I understand what Rampell is trying to say (at least, I think I do). But arguing (days before Equal Pay Day) that instead of taking steps to eliminate pay inequality, companies should take advantage of it while they still can to increase their profit margins does a disservice to hardworking women everywhere and legitimizes the economic and social exploitation of half the population. Pay inequality is a social and economic ill to be solved, not a "bargain" to be exploited. Women are valuable employees who positively contribute to their respective organizations, they are not "deals" to be snagged before it's too late.
Ironically, Rampell proceeds to discuss the different occupations in which women are still underrepresented and undervalued.
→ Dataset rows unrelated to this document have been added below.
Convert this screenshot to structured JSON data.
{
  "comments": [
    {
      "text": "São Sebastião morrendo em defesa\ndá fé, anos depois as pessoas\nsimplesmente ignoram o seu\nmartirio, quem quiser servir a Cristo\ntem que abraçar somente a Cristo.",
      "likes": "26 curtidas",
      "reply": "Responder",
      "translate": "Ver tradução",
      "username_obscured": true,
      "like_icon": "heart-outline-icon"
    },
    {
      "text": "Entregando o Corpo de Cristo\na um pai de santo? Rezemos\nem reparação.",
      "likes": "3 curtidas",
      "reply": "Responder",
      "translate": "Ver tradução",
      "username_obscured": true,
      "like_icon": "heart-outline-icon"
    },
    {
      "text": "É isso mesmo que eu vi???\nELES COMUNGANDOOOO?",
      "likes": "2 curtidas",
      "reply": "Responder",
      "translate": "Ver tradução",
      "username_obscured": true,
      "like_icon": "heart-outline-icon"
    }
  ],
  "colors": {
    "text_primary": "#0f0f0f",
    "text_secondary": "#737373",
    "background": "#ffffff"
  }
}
Indeed, law firms, Wall Street banks, tech companies and other big male-dominated businesses have all sorts of outreach programs to identify and nurture female talent (especially, it seems, when the stuff is about to hit the fan: witness the unfortunate timing of Mary Barra's coronation at General Motors). And yet, female representation across these industries and occupations - especially in management positions - is alarmingly low.
Wait for it.
That's because lip service isn't enough. Corporate policy matters, too. As long as firms are resistant to changes that will help attract and retain female talent - like more flexible work arrangements, which can actually boost worker productivity - they will be limiting their own potential as well as that of female workers.
First, what helps attract and retain female talent? Equal pay for equal work. Second, what boosts worker productivity? Equal pay for equal work. And third, what limits a company's potential as well as the potential of its female employees? Not being compensated as well as their male colleagues for the same work.
Yes, it is amazing that women still make less than their male colleagues for the same work. And Rampell is correct, lip service isn't enough. Corporate policies do matter. But encouraging employers to hire more women because they are cheaper in an attempt to remedy workplace and pay inequality is misguided at best, and exploitative at worst.